When we observe a man-made holy-day like Chanukah and light the candles, sing the songs, say the prayers, eat foods fried in oil, eat dairy foods, play dreidel [a game], and give gifts, we are obeying the people who made up these activities. So we are honoring them.

The same thing is true of Christmas, Easter and all the holy-days in American culture.

Symbology

Adding Candles to the Menorah

To my mind, the abomination of Chanukah is the addition of 2 candles to the menorah to give 9 candles. Doing this is like saying, I have no idea what message God put behind those 7 candles. I'm glad to be able to quote from the Bible finally.
Yohannan to the seven assemblies that are in Asia: Grace to you and peace from the one who is, and was, and is coming, and from the Seven Spirits which are before his throne. (Revelation 1:4)
And to the Messenger who is in the assembly of Sardis write: Thus says he who has the Seven Spirits of God and the seven stars: I know your works and the name that you have, and that you are alive and are dying. (Revelation 3:1)
And from the throne proceed thunders and lightnings and voices, and seven lamps were burning before that throne, which are the Seven Spirits of God. Revelation 4:5)
And I saw in the midst of a throne and of the Four Beasts and of the Elders, a Lamb, which was as if it were slain, and it had seven horns and seven eyes, which are the Seven Spirits of God sent into the whole Earth. (Revelation 5:6)
The seven spirits are aspects of the Holy Spirit who inhabits us in the same way the seven branched menorah inhabits the holy place in the temple.

Purim and The Others

The same general problems with Chanukah also exist with Purim and the other minor feasts. Ultimately they are man-made and not from God and therefore they are nothing in God's sight.

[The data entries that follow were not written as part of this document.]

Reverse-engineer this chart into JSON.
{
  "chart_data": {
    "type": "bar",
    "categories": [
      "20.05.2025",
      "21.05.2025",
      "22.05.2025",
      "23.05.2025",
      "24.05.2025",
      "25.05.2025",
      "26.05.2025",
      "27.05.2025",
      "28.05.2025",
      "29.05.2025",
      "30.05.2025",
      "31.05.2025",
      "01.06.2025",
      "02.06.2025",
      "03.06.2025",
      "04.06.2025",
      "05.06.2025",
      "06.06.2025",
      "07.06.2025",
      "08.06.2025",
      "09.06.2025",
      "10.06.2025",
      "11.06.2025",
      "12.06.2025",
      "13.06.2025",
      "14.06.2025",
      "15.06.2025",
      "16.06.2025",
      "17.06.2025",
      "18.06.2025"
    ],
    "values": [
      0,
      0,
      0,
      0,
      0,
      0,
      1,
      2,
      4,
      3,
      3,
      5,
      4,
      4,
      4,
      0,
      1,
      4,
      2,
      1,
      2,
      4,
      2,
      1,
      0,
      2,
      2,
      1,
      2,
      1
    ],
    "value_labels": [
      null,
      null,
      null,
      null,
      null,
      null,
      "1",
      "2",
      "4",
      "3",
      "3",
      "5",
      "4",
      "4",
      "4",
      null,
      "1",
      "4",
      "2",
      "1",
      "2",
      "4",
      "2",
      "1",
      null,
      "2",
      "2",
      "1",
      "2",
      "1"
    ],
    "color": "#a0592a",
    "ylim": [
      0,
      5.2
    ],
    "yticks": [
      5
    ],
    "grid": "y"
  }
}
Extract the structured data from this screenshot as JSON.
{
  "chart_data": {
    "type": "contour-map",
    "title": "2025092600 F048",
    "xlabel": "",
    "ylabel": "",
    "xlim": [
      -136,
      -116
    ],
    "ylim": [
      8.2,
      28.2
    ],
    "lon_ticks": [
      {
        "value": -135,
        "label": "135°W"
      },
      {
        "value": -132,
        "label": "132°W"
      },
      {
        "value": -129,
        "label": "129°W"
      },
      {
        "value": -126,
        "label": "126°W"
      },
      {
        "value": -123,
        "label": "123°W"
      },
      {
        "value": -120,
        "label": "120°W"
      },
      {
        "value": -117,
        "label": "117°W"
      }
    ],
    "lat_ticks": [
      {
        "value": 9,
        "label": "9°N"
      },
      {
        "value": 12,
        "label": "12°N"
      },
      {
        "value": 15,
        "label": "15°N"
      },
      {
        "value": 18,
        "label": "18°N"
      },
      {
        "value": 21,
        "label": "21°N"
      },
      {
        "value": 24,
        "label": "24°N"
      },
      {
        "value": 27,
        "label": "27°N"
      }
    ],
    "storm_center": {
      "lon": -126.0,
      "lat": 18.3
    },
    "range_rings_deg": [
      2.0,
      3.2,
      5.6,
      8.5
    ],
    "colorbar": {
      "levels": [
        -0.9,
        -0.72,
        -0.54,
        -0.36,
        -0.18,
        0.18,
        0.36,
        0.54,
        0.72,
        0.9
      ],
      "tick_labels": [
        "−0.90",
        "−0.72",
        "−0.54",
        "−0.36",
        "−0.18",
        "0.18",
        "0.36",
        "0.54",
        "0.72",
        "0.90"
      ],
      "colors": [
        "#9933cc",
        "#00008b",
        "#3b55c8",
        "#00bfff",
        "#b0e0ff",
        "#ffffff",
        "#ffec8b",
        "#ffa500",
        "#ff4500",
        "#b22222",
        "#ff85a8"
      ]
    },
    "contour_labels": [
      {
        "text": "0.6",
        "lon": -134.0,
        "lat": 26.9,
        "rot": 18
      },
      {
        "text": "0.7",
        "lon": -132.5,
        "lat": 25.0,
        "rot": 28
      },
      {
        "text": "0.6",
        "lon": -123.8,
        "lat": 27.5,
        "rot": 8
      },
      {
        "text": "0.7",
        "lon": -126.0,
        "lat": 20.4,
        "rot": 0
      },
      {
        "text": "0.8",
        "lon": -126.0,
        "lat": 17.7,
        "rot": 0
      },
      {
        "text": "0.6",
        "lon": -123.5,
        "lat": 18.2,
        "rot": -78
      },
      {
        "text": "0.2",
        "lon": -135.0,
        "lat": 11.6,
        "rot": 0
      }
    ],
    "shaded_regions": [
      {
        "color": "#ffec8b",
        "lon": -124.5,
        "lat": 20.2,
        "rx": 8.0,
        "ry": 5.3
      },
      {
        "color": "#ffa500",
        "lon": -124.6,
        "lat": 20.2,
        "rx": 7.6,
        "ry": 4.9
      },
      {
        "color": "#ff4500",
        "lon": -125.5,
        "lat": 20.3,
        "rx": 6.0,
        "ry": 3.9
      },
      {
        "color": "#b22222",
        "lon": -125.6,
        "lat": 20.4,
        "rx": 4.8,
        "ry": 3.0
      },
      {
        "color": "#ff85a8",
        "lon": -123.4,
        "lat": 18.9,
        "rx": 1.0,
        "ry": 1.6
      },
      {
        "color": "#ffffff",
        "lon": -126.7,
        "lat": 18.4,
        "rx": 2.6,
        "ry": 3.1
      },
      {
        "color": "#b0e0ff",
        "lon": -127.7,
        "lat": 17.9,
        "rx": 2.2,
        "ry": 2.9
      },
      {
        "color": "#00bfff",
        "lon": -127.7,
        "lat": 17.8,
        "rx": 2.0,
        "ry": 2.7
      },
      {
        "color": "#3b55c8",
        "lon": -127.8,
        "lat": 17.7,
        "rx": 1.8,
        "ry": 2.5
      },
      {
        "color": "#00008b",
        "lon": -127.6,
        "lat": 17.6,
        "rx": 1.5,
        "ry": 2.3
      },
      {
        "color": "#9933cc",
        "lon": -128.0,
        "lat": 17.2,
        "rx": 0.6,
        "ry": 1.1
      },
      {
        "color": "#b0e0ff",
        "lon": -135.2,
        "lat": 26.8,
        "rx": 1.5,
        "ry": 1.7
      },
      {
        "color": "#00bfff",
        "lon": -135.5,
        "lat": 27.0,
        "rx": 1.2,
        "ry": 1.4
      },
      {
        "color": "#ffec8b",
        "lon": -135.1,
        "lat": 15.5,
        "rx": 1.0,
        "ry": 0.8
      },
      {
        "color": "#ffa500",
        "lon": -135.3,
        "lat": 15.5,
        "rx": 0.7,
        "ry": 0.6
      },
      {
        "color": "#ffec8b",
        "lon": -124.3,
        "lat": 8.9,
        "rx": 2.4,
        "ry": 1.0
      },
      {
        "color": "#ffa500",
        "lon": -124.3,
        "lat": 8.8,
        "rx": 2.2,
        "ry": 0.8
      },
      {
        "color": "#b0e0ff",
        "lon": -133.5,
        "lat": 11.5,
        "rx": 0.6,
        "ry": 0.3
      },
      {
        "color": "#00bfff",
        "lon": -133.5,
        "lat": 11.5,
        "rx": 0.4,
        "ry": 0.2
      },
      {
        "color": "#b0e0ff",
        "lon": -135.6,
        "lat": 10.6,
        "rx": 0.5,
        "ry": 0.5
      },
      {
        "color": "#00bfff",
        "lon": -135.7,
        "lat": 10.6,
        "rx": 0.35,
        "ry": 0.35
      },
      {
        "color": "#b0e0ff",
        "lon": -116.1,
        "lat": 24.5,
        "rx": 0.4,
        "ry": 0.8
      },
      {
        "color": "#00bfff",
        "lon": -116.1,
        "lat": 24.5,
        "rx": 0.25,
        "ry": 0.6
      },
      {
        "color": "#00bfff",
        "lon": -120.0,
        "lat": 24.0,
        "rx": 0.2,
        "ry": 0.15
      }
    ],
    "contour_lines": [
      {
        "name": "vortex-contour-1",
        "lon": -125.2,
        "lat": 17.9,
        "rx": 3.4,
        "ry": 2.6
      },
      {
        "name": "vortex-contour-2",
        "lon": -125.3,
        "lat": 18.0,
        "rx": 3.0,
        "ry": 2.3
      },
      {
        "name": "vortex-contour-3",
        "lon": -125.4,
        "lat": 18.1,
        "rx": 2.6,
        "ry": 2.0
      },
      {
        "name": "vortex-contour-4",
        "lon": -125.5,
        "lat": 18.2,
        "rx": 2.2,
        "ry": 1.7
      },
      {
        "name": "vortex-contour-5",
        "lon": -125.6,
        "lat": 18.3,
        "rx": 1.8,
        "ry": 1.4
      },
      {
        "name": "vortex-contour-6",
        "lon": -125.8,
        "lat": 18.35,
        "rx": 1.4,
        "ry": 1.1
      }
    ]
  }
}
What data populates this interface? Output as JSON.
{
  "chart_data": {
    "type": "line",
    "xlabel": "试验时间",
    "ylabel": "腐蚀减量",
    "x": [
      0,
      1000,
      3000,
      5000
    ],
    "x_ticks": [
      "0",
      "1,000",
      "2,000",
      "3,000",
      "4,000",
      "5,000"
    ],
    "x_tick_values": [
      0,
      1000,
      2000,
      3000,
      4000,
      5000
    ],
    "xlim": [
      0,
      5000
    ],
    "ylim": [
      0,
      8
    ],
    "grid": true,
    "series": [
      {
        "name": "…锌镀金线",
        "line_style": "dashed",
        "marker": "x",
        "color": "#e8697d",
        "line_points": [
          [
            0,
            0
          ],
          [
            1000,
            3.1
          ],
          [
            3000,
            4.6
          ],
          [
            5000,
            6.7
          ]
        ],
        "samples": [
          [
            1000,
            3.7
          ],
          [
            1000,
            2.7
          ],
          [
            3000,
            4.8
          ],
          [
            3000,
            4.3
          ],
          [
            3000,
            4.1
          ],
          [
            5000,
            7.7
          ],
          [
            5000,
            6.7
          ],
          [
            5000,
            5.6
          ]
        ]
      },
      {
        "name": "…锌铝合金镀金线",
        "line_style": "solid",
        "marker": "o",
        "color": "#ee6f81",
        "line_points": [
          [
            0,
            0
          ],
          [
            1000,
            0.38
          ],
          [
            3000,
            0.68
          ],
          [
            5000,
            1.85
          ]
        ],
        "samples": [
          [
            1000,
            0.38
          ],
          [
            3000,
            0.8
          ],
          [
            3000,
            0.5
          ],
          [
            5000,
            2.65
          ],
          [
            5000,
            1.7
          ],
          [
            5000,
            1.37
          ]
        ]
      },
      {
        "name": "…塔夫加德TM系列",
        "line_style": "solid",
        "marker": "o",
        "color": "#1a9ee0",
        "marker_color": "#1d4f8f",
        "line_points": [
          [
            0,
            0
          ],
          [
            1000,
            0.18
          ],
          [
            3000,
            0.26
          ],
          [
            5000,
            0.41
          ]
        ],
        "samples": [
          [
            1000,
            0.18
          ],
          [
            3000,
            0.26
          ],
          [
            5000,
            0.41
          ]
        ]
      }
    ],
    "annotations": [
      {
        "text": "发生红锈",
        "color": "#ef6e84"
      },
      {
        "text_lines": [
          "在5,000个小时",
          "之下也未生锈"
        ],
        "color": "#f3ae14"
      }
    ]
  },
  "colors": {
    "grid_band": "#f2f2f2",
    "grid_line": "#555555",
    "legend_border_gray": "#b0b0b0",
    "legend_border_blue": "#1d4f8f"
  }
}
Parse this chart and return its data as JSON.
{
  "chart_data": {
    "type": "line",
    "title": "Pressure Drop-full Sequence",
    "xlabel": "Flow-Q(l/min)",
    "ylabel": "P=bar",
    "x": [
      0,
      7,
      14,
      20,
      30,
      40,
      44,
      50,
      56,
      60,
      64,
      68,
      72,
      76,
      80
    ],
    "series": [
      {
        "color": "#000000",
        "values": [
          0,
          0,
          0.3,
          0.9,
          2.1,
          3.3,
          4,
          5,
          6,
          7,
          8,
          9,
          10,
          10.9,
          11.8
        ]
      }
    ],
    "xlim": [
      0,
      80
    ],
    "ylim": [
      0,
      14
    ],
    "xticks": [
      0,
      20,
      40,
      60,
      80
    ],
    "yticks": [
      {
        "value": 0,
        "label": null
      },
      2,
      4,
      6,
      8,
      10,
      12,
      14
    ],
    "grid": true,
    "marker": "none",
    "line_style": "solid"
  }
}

These minor feasts were decorated by men with foods and things to do, all to make them appeal to men. Many of them claim to celebrate great things that God has done, when God's part in them is, at best, unclear.

They also have the bad habit of becoming as important as God's feasts and when they are as important, they confuse the message that God has in the feasts that he has appointed.

Summary

Because Chanukah is not one of God's feasts, I cannot see a reason why any one would observe it, Jew or Christian. There is nothing to gain that couldn't be gained in a better way.

The Intertestamental Period is a huge gap in the Bible's narrative. At the end of the Old Testament books, we see Israel back in the promised land but struggling after returning from Babylonian captivity. The next sequential chapter takes us into the New Testament where we find Israel controlled by Romans. What happened? Understanding that period helps us understand the culture of Jesus' time and how it came to be. Some of that has been discussed in this study.

That period is also important because it contains fulfilments of Old Testament prophecy. Daniel refers to the coming of the Greeks. That isn't mentioned in the New Testament because they have come and gone by then. So Daniel's words might seem unfilled without knowing the events of that period.

Daniel also mentions Antiochus as the prophetic type of the coming anti-Christ. Antiochus has also come and gone by New Testament times where we see Jesus refer to those verses of Daniel, but then only as a reference to the future anti-Christ.

These are important things to understand but they are better taught in Bible Studies or Sermons. There is no need for the repetition of an annual feast day and all the things that go along with it.